Sequences (Strings, Lists)
- Mathematical model:
- Ordered collections of any number of elements of a base domain \(C\).
Denoted \(\lbrace\rbrace + C + C × C + C × C × C + \ldots\)
- Definition:
- e.g., Turbo Pascal character strings.
VAR s1, s2 : STRING[40];
declares s1
and s2
to be sequences of up to 40 characters.
- Construction:
- String values may be constructed using literal notation:
s1 := '383';
- The key construction operation that distinguishes a sequence data type from an array data type is that of concatenation.
s2 := s1 + ' is easy.';
- Access:
- Index notation for individual elements.
- Subsequence selection (Ada)
e.g.,s2(4..7)
=' is '
Recursive Types
- Mathematical model:
- Example: domain B of binary trees of integers. B= {} + Int × B × B. A binary tree is either the empty tree (a null value) or a non-empty tree with an integer value and left and right subtrees. Must always have a union of a recursive substructure and at least one nonrecursive subdomain.
- Definition:
- Indirect recursion with pointers in imperative languages: (e.g., Modula-3)
TYPE IntTree = REF RECORD value : INTEGER; left, right : IntTree END;
- Direct recursion in functional languages (e.g., Miranda):
IntTree :: EmptyTree | NonEmptyTree Int IntTree IntTree
- Access:
- Discrimination between the nonrecursive and recursive subdomains is necessary.
Using pointers: the null pointerNIL
, usually used to represent the nonrecursive case.
IF theTree = NIL THEN (* Handle the empty tree case. *) ELSE (* Handle the nonempty case. *)
Accessing the components of the recursive subdomain uses cartesian product facilities (e.g., record access aTree.left
).
- Construction:
- Using pointers: space for a tree node must be dynamically allocated and filled in. Third generation languages: sequential allocation and construction, e.g., Pascal:
NEW(theTree); WITH theTree^ DO BEGIN value := 6; left := subtree1; right := subtree2 END
Simultaneous allocation and construction (Modula-3):
theTree := NEW(IntTree, value := 6, left := subtree1, right := subtree2)
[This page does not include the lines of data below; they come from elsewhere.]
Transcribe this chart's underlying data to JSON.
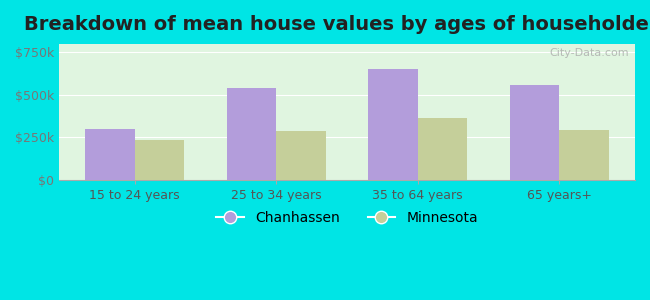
{
  "title": "Breakdown of mean house values by ages of householders",
  "categories": [
    "15 to 24 years",
    "25 to 34 years",
    "35 to 64 years",
    "65 years+"
  ],
  "chanhassen": [
    300000,
    540000,
    650000,
    560000
  ],
  "minnesota": [
    235000,
    285000,
    365000,
    295000
  ],
  "bar_color_chanhassen": "#b39ddb",
  "bar_color_minnesota": "#c5cf9a",
  "ylim": [
    0,
    800000
  ],
  "yticks": [
    0,
    250000,
    500000,
    750000
  ],
  "ytick_labels": [
    "$0",
    "$250k",
    "$500k",
    "$750k"
  ],
  "legend_chanhassen": "Chanhassen",
  "legend_minnesota": "Minnesota",
  "background_color": "#e0f5e0",
  "outer_background": "#00e5e5",
  "title_fontsize": 14,
  "bar_width": 0.35
}
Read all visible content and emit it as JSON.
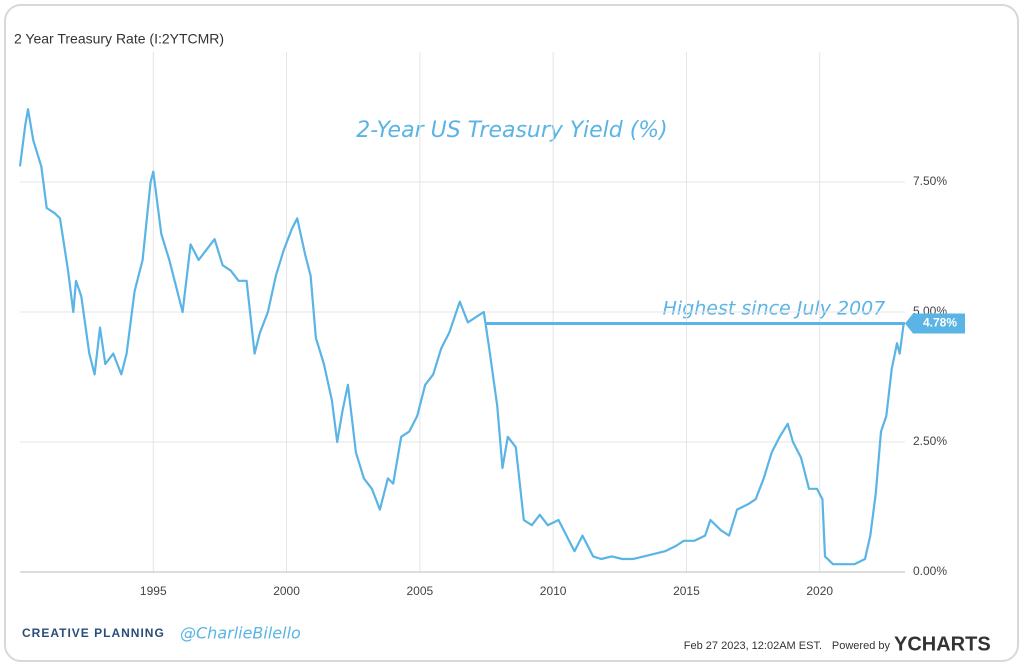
{
  "header": "2 Year Treasury Rate (I:2YTCMR)",
  "chart_data": {
    "type": "line",
    "title": "2-Year US Treasury Yield (%)",
    "annotation": "Highest since July 2007",
    "reference": {
      "value": 4.78,
      "label": "4.78%",
      "x_start": 2007.5
    },
    "xlim": [
      1990,
      2023.2
    ],
    "xticks": [
      1995,
      2000,
      2005,
      2010,
      2015,
      2020
    ],
    "ylim": [
      0,
      10
    ],
    "yticks": [
      {
        "value": 0,
        "label": "0.00%"
      },
      {
        "value": 2.5,
        "label": "2.50%"
      },
      {
        "value": 5,
        "label": "5.00%"
      },
      {
        "value": 7.5,
        "label": "7.50%"
      }
    ],
    "grid": true,
    "series": [
      {
        "name": "2 Year Treasury Rate",
        "color": "#5ab4e5",
        "x": [
          1990.0,
          1990.2,
          1990.3,
          1990.5,
          1990.8,
          1991.0,
          1991.3,
          1991.5,
          1991.8,
          1992.0,
          1992.1,
          1992.3,
          1992.6,
          1992.8,
          1993.0,
          1993.2,
          1993.5,
          1993.8,
          1994.0,
          1994.3,
          1994.6,
          1994.9,
          1995.0,
          1995.3,
          1995.6,
          1995.9,
          1996.1,
          1996.4,
          1996.7,
          1997.0,
          1997.3,
          1997.6,
          1997.9,
          1998.2,
          1998.5,
          1998.8,
          1999.0,
          1999.3,
          1999.6,
          1999.9,
          2000.2,
          2000.4,
          2000.7,
          2000.9,
          2001.1,
          2001.4,
          2001.7,
          2001.9,
          2002.1,
          2002.3,
          2002.6,
          2002.9,
          2003.2,
          2003.5,
          2003.8,
          2004.0,
          2004.3,
          2004.6,
          2004.9,
          2005.2,
          2005.5,
          2005.8,
          2006.1,
          2006.5,
          2006.8,
          2007.1,
          2007.4,
          2007.6,
          2007.9,
          2008.1,
          2008.3,
          2008.6,
          2008.9,
          2009.2,
          2009.5,
          2009.8,
          2010.2,
          2010.5,
          2010.8,
          2011.1,
          2011.5,
          2011.8,
          2012.2,
          2012.6,
          2013.0,
          2013.4,
          2013.8,
          2014.2,
          2014.6,
          2014.9,
          2015.3,
          2015.7,
          2015.9,
          2016.3,
          2016.6,
          2016.9,
          2017.3,
          2017.6,
          2017.9,
          2018.2,
          2018.5,
          2018.8,
          2019.0,
          2019.3,
          2019.6,
          2019.9,
          2020.1,
          2020.2,
          2020.5,
          2020.9,
          2021.3,
          2021.7,
          2021.9,
          2022.1,
          2022.3,
          2022.5,
          2022.7,
          2022.9,
          2023.0,
          2023.15
        ],
        "values": [
          7.8,
          8.6,
          8.9,
          8.3,
          7.8,
          7.0,
          6.9,
          6.8,
          5.8,
          5.0,
          5.6,
          5.3,
          4.2,
          3.8,
          4.7,
          4.0,
          4.2,
          3.8,
          4.2,
          5.4,
          6.0,
          7.5,
          7.7,
          6.5,
          6.0,
          5.4,
          5.0,
          6.3,
          6.0,
          6.2,
          6.4,
          5.9,
          5.8,
          5.6,
          5.6,
          4.2,
          4.6,
          5.0,
          5.7,
          6.2,
          6.6,
          6.8,
          6.1,
          5.7,
          4.5,
          4.0,
          3.3,
          2.5,
          3.1,
          3.6,
          2.3,
          1.8,
          1.6,
          1.2,
          1.8,
          1.7,
          2.6,
          2.7,
          3.0,
          3.6,
          3.8,
          4.3,
          4.6,
          5.2,
          4.8,
          4.9,
          5.0,
          4.3,
          3.2,
          2.0,
          2.6,
          2.4,
          1.0,
          0.9,
          1.1,
          0.9,
          1.0,
          0.7,
          0.4,
          0.7,
          0.3,
          0.25,
          0.3,
          0.25,
          0.25,
          0.3,
          0.35,
          0.4,
          0.5,
          0.6,
          0.6,
          0.7,
          1.0,
          0.8,
          0.7,
          1.2,
          1.3,
          1.4,
          1.8,
          2.3,
          2.6,
          2.85,
          2.5,
          2.2,
          1.6,
          1.6,
          1.4,
          0.3,
          0.15,
          0.15,
          0.15,
          0.25,
          0.7,
          1.5,
          2.7,
          3.0,
          3.9,
          4.4,
          4.2,
          4.78
        ]
      }
    ]
  },
  "footer": {
    "brand": "CREATIVE PLANNING",
    "handle": "@CharlieBilello",
    "timestamp": "Feb 27 2023, 12:02AM EST.",
    "powered": "Powered by",
    "logo": "YCHARTS"
  }
}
Parallel construction and implicit allocation (Miranda):
theTree = NonEmptyTree 6 subtree1 subtree2
- Recursive types in Haskell and other functional languages are naturally implemented using Algebraic Data Types.
Finite Mappings (Arrays)
- Mathematical model:
- Mappings (functions) specifying objects in some range domain R for each value in some finite index domain I. Denoted \(I \rightarrow R\).
- Definition:
- e.g., Modula-3 arrays.
VAR x : ARRAY [1..3, 'a'..'c'] OF REAL;
or, equivalently,
VAR x : ARRAY [1..3] OF ARRAY ['a'..'c'] OF REAL;
defines a mapping from the domain {1,2,3} to the domain of mappings from {'a'
, 'b'
, 'c'
} to reals.
- Access:
- index notation.
- an individual element:
x[i,ch]
- a row:
x[i]
- a slice:
Y[12..19]
an 8-element subarray ofY
(Ada)
- Sequential construction:
- index notation in assignment.
FOR i := 1 TO 3 DO FOR ch := 'a' TO 'c' DO x[i,ch] := ...
- Simultaneous construction:
- (Modula-3)
x[1] := ARRAY ['a'..'c'] OF REAL{1.2, 1.7, 0.3}
General Function Types
- Mathematical model:
- Mappings (functions) specifying values in some range domain R for each value in some (arbitrary) input domain I. Denoted \(I \rightarrow R\).
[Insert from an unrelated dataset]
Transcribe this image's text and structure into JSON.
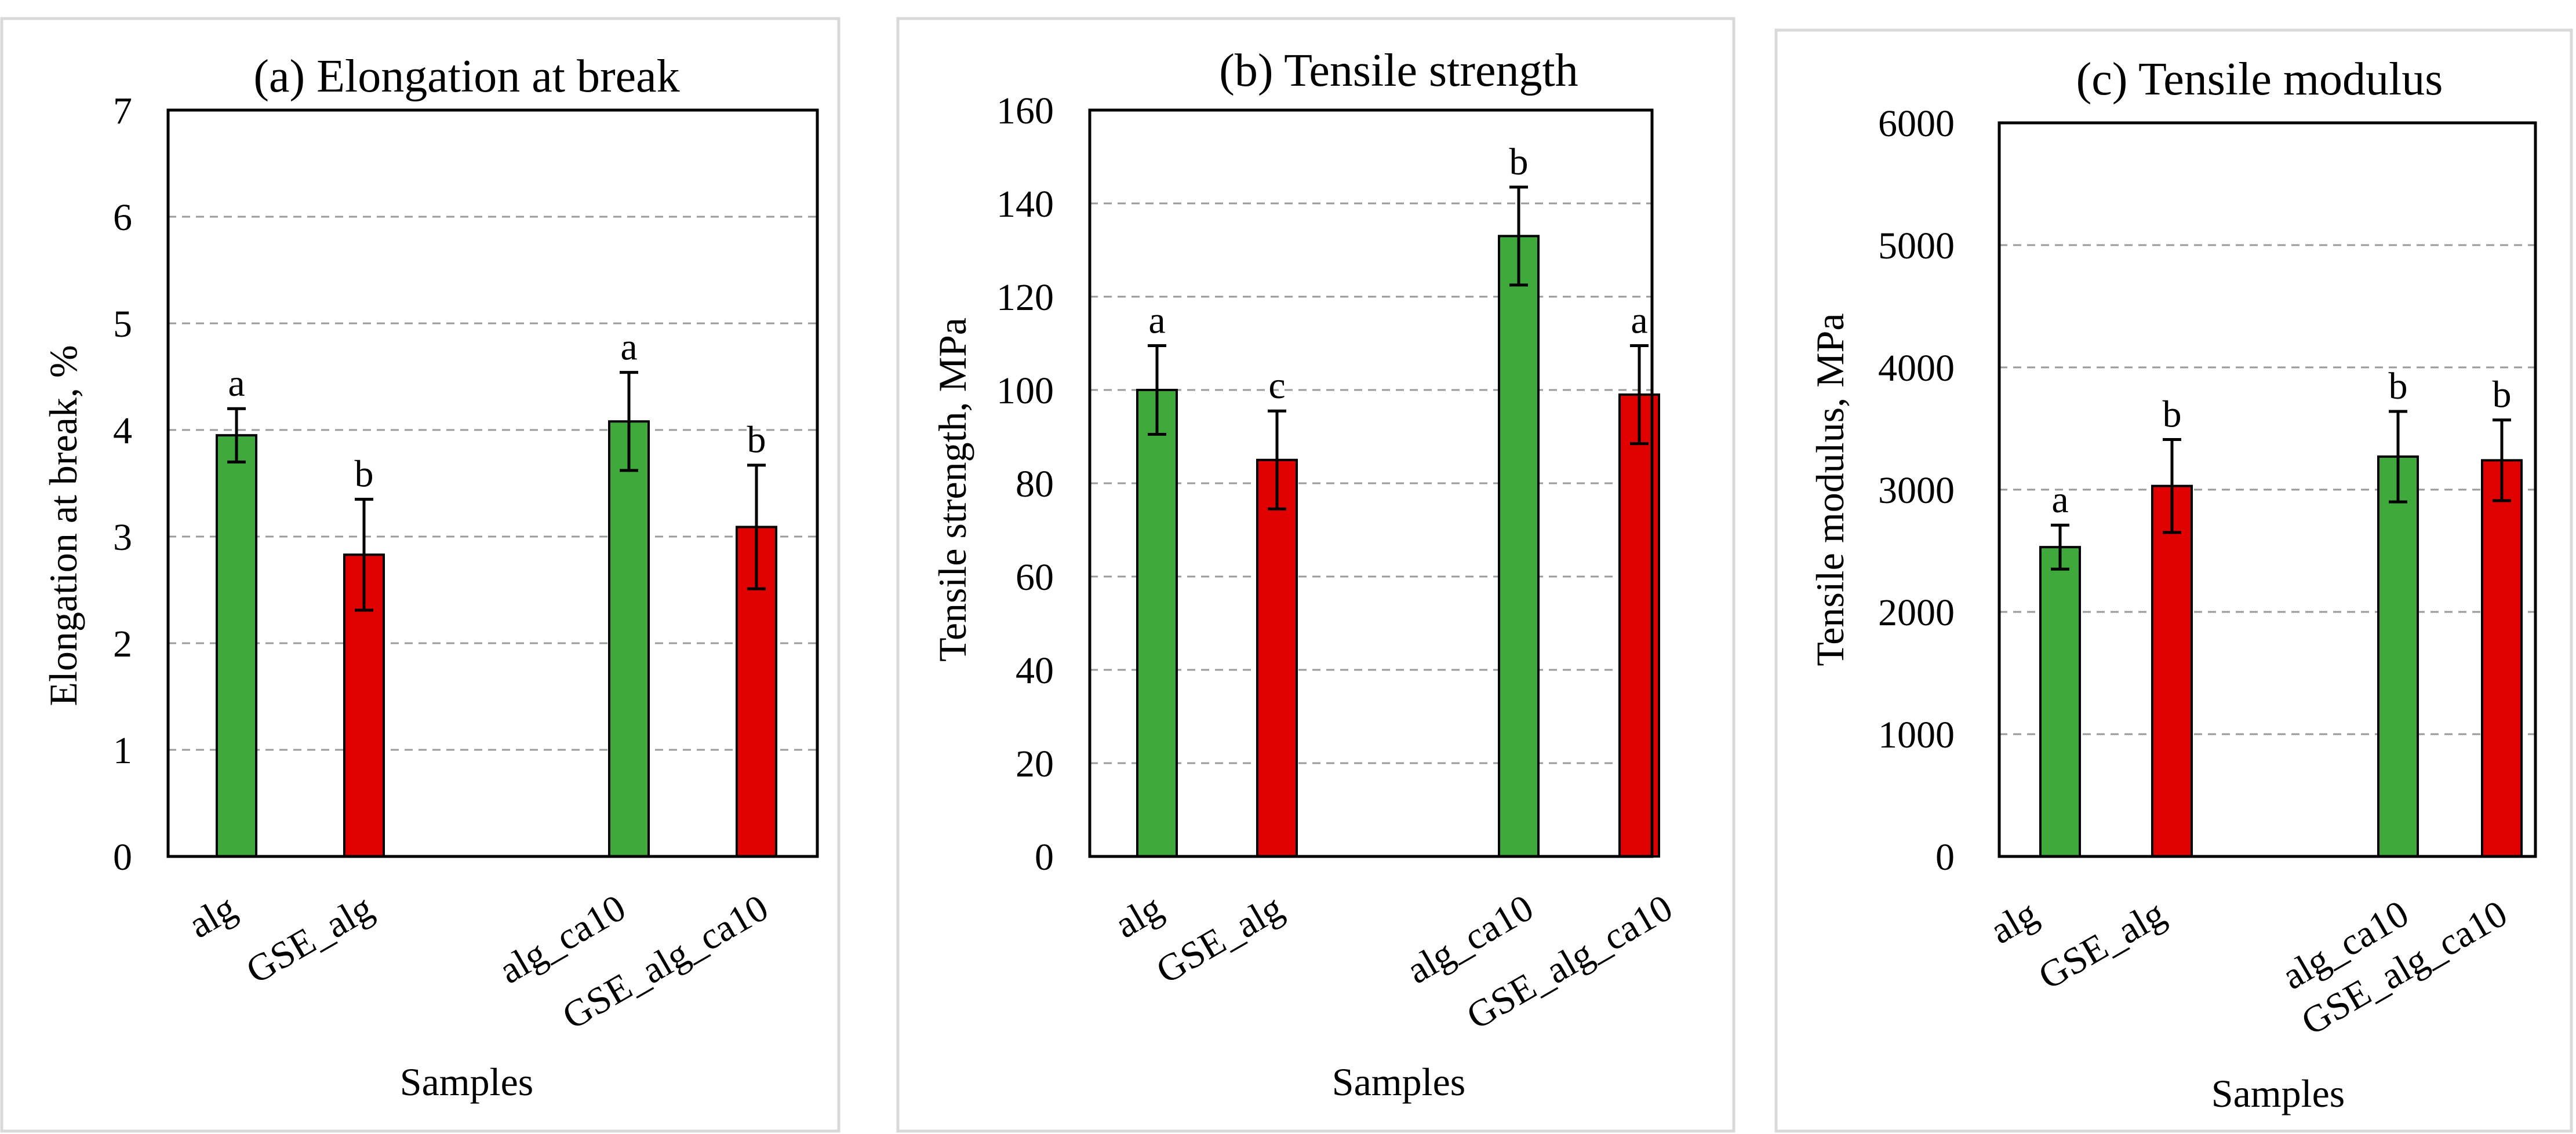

Fully general function types are generally only supported in pure functional languages such as Haskell.
Functional languages have many elegant ways of constructing new functions in terms of other functions and values.
- Operator sections.
- lambda expressions for anonymous functions
- functionals
Powersets (Set Types)
- Mathematical model:
- Objects are sets of elements of a given base type.
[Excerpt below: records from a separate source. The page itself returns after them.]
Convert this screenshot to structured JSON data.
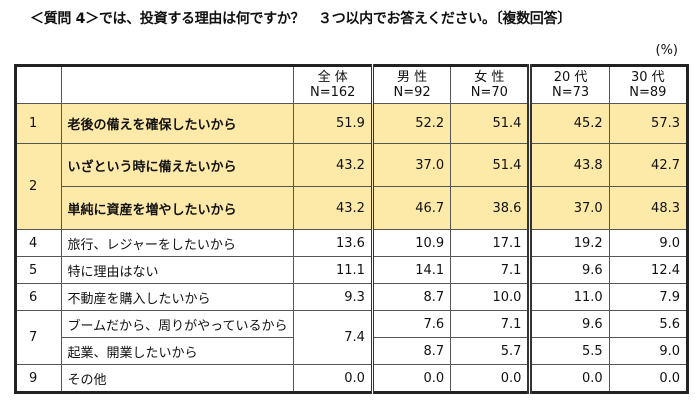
{
  "title": "＜質問 4＞では、投資する理由は何ですか？　３つ以内でお答えください。〔複数回答〕",
  "unit": "(%)",
  "columns": [
    {
      "name": "全 体",
      "n": "N=162"
    },
    {
      "name": "男 性",
      "n": "N=92"
    },
    {
      "name": "女 性",
      "n": "N=70"
    },
    {
      "name": "20 代",
      "n": "N=73"
    },
    {
      "name": "30 代",
      "n": "N=89"
    }
  ],
  "highlight_color": "#fde9a8",
  "rows": [
    {
      "rank": "1",
      "label": "老後の備えを確保したいから",
      "values": [
        "51.9",
        "52.2",
        "51.4",
        "45.2",
        "57.3"
      ]
    },
    {
      "rank": "2",
      "label": "いざという時に備えたいから",
      "values": [
        "43.2",
        "37.0",
        "51.4",
        "43.8",
        "42.7"
      ]
    },
    {
      "rank": "2",
      "label": "単純に資産を増やしたいから",
      "values": [
        "43.2",
        "46.7",
        "38.6",
        "37.0",
        "48.3"
      ]
    },
    {
      "rank": "4",
      "label": "旅行、レジャーをしたいから",
      "values": [
        "13.6",
        "10.9",
        "17.1",
        "19.2",
        "9.0"
      ]
    },
    {
      "rank": "5",
      "label": "特に理由はない",
      "values": [
        "11.1",
        "14.1",
        "7.1",
        "9.6",
        "12.4"
      ]
    },
    {
      "rank": "6",
      "label": "不動産を購入したいから",
      "values": [
        "9.3",
        "8.7",
        "10.0",
        "11.0",
        "7.9"
      ]
    },
    {
      "rank": "7",
      "label": "ブームだから、周りがやっているから",
      "values": [
        "7.4",
        "7.6",
        "7.1",
        "9.6",
        "5.6"
      ]
    },
    {
      "rank": "7",
      "label": "起業、開業したいから",
      "values": [
        "7.4",
        "8.7",
        "5.7",
        "5.5",
        "9.0"
      ]
    },
    {
      "rank": "9",
      "label": "その他",
      "values": [
        "0.0",
        "0.0",
        "0.0",
        "0.0",
        "0.0"
      ]
    }
  ]
}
The domain is the set of all sets of the base type, called the powerset of the base type. - Definition:
- e.g., Modula-2.
VAR digits, alphabet, alphanumerics : SET OF CHAR;
N.B. SET
types are very restricted in Pascal/Modula; the only allowable base types are simple discrete types (enumerations and subranges).
- Construction:
- set notation:
digits := ['0', '1', '2', '3', '4', '5', '6', '7', '8', '9']; alphabet := ['A'..'Z', 'a'..'z'];
- set union
alphanumerics := digits + alphanumerics
- set intersection:
*
operator in Modula, Pascal
- Access:
- set membership.
CharRead IN digits
- subset test.
OptionSet < AllowableOptions
- Restrictions
- SETs in Pascal/Modula languages are restricted to small discrete types that conveniently be implemented using a bitset representation.